Saverio aveva letto diversi trattati sull’uso delle armi bianche nel Giappone feudale e
sapeva che esisteva un mitico colpo mortale che il maestro del sedicesimo secolo
Hiroyuki Utatane aveva chiamato Il Vento tra i Loti. Richiedeva molto equilibrio, ma se
ben effettuato era capace di staccare di netto la testa all’avversario.
Cacciò un urlo, sollevò un piede, saltò in aria e nello stesso tempo compi una piroetta
di centottanta gradi tenendo la Durlindana dritta davanti a sé.
La spada tagliò l’aria mentre l’essere, con la rapidità e la grazia di una ballerina
obesa, fece un passo indietro, allungò una mano e afferrò la lama.

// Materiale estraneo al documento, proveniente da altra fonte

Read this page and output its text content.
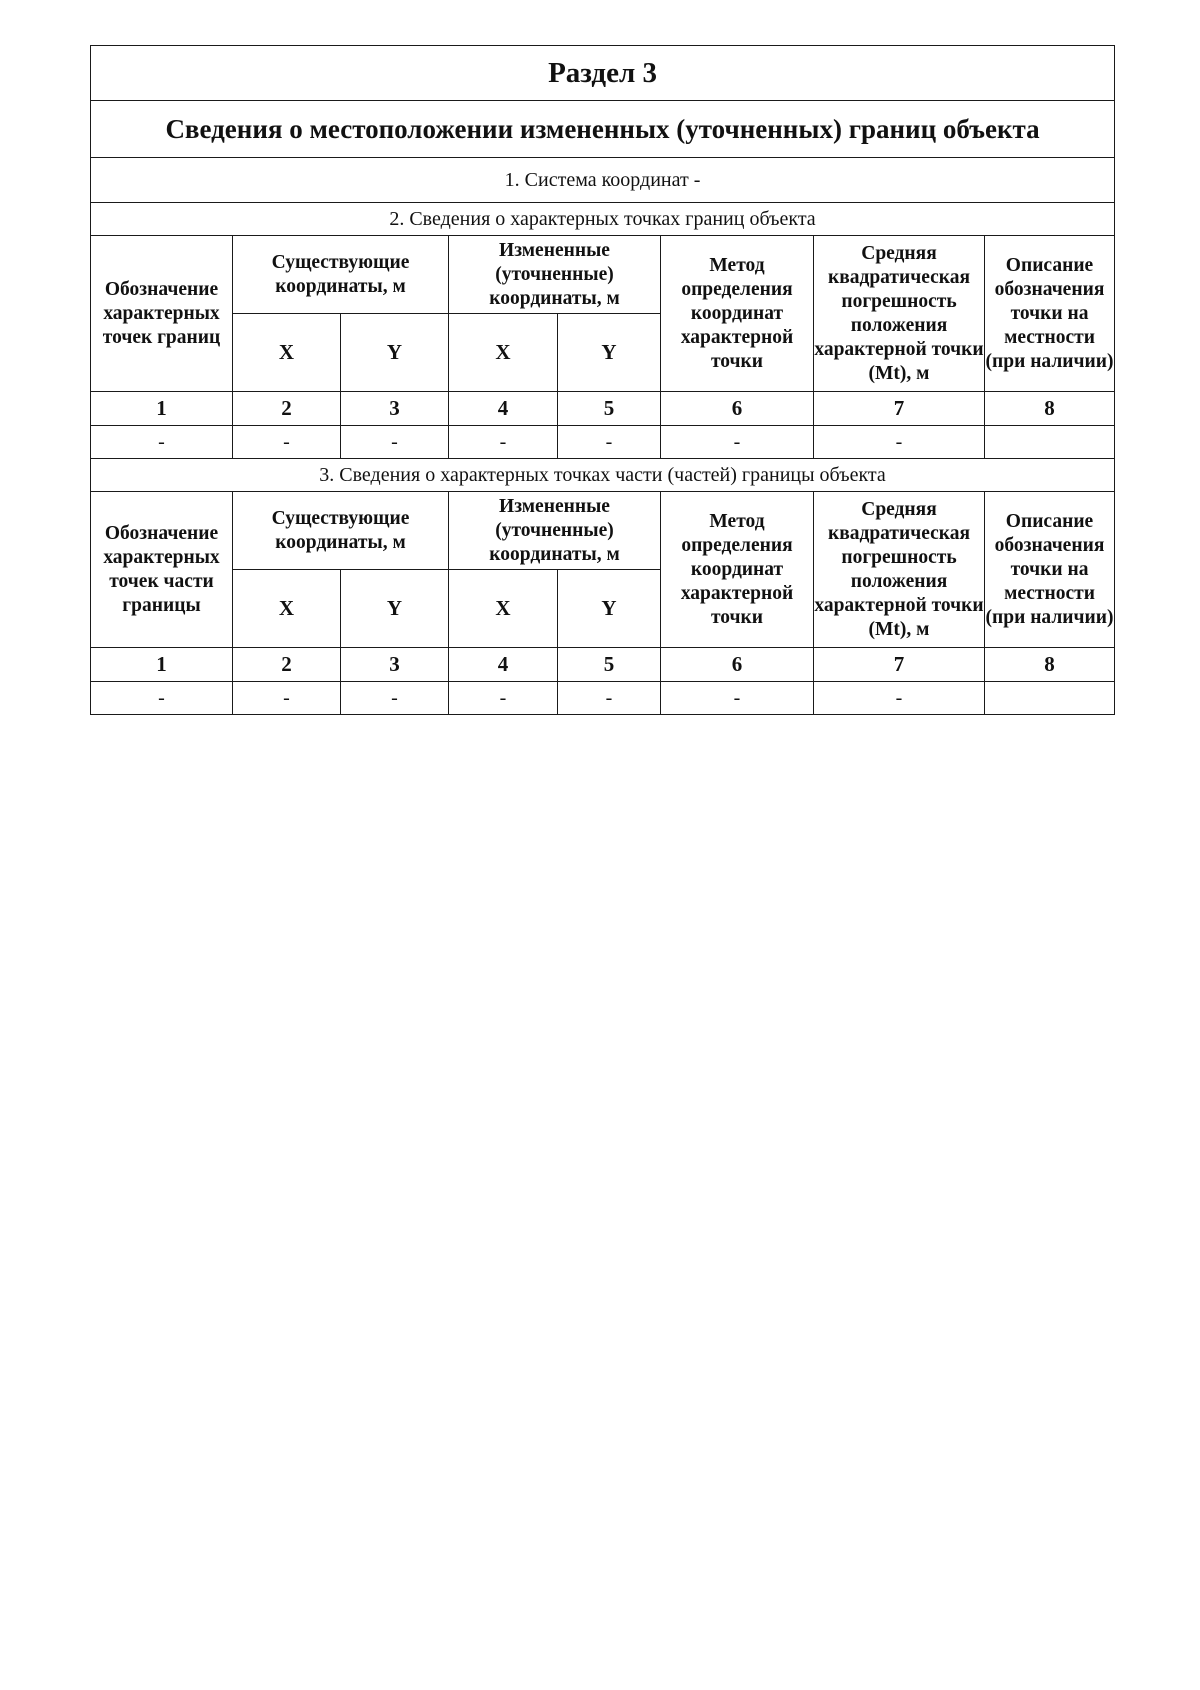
Раздел 3							
Сведения о местоположении измененных (уточненных) границ объекта							
1. Система координат -							
2. Сведения о характерных точках границ объекта							
Обозначение характерных точек границ	Существующие координаты, м		Измененные (уточненные) координаты, м		Метод определения координат характерной точки	Средняя квадратическая погрешность положения характерной точки (Mt), м	Описание обозначения точки на местности (при наличии)
	X	Y	X	Y			
1	2	3	4	5	6	7	8
-	-	-	-	-	-	-	
3. Сведения о характерных точках части (частей) границы объекта							
Обозначение характерных точек части границы	Существующие координаты, м		Измененные (уточненные) координаты, м		Метод определения координат характерной точки	Средняя квадратическая погрешность положения характерной точки (Mt), м	Описание обозначения точки на местности (при наличии)
	X	Y	X	Y			
1	2	3	4	5	6	7	8
-	-	-	-	-	-	-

Saverio, per il contraccolpo, volò indietro e finì contro il muro della casetta. Aveva
ancora il manico tra le mani. Ma il resto della spada era stretta nel pugno dell’essere, che
la gettò a terra come spazzatura.
La solita monnezza di eBay… Saverio buttò via ciò che restava della sua spada
sacrificale. Non credo che potrò dare un feedback negativo a quei bastardi di The Art of
War di Caserta.
Il bestione gli si avvicinò a meno di un metro. Gli incombeva addosso con tutta la sua
stazza.
Il leader delle Belve di Abaddon alzò la testa per guardarlo. Uno smunto raggio di
luna brillava negli occhietti rossi e inespressivi del mostro, che scosse la testa e sorrise
mostrando una sfilza di denti storti e cariati. Saverio si sentì afferrare per le braccia e
sollevare in alto. Chiuse gli occhi cercando di risucchiare nei polmoni tutto il dolore.
Sentiva il respiro putrido del mostro. Avrebbe voluto sputargli in faccia, ma in bocca
non aveva più saliva.
Non importa. Era pronto a morire. Non avrebbe pregato, non avrebbe implorato.
Sarebbe morto come Mantos, il dio etrusco della Morte.
Il mostro lo lanciò contro un albero e l’ultima cosa che Saverio vide prima di
schiantarsi contro il tronco fu la luna, tonda e immensa, che era riuscita a trovare un
varco tra i veli lattiginosi delle nuvole. Era così vicina.